Hard sci-fi can be sexy. It just took a while to figure it out.
One of the fun sci-fi elements of this show – though it could prove hard to sustain for many more seasons – is the way it has transported its original cast through centuries. The fact that some are holograms, robots or clones helps, but even the living humans rejoin here after 100 years in cryosleep. That allows epic, epochal scale but also continuity, giving us a few figures to cling to amid the gigantic stakes. It's also particularly satisfying to chart the devolution of the various Emperor Cleons. Cloned over and over, and played through various ages by Terrence Mann, Lee Pace and Cassian Bilton, in all his incarnations the character seesaws between idealism and tyranny, hope and fury.

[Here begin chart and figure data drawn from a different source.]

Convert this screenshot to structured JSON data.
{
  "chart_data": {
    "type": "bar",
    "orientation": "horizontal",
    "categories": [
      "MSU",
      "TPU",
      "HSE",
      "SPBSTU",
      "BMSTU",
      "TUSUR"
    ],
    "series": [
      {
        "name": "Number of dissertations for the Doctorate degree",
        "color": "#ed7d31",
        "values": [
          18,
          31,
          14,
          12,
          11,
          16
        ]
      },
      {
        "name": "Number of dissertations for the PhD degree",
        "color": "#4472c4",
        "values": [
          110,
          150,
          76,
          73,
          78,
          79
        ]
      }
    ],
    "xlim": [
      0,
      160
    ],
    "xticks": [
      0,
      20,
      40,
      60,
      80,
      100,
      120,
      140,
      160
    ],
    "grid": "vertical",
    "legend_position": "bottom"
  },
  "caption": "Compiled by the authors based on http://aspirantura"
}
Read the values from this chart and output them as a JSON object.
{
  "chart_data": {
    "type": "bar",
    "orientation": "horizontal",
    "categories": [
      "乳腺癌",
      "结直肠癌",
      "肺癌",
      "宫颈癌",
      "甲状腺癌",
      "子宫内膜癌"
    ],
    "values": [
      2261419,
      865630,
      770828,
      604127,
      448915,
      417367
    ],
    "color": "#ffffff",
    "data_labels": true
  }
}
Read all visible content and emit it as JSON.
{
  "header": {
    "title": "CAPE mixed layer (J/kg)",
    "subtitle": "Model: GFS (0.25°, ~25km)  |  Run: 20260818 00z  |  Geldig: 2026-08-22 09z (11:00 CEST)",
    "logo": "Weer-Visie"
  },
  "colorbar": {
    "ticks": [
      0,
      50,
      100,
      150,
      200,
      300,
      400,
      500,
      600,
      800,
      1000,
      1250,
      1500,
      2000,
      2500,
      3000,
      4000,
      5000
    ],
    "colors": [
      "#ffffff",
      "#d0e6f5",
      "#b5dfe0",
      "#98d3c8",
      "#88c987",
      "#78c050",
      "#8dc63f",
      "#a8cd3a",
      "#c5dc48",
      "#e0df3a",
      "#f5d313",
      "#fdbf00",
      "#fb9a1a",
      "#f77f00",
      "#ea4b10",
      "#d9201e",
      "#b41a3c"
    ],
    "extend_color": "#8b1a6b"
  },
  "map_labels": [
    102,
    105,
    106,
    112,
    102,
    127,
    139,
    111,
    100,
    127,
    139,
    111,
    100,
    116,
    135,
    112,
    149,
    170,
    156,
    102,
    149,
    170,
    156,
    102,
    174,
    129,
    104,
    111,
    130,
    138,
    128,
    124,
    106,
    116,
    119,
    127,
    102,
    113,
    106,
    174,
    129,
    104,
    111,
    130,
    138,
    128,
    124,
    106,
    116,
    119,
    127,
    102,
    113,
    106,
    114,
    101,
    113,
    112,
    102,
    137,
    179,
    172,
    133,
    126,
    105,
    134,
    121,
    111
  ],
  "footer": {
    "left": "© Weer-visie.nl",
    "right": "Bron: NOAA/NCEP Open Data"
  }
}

He’s wildly charismatic, but his descent into oedipal struggle and impotent rage neatly reflects his Empire’s disintegration.
Already the show is tethered to Asimov's books by the finest of threads, more character names and concepts than actual plot, but that's to its credit. Asimov was an extraordinarily smart writer but had little interest in character psychology (beyond robots), nor could he conceive of something like women having desires. The show has gender and race-swapped with abandon to correct the latter, and introduced far more messy grey areas for its protagonists to play in. Even Seldon is not really a hero now; he’s too driven, too obsessively focused on sacrificing any number of few to save the greater many.
The result can be dense and does require the attention that TV networks once feared asking for, but it repays the investment. Harris’ obsession, Pace’s fury and Llobell’s fear ensure it always feels like a human story. But there’s also cool tech, huge space battles and elegantly imposing design to see, not to mention an eye-opening naked fight scene. Hard sci-fi can be sexy. It just took a while to figure it out.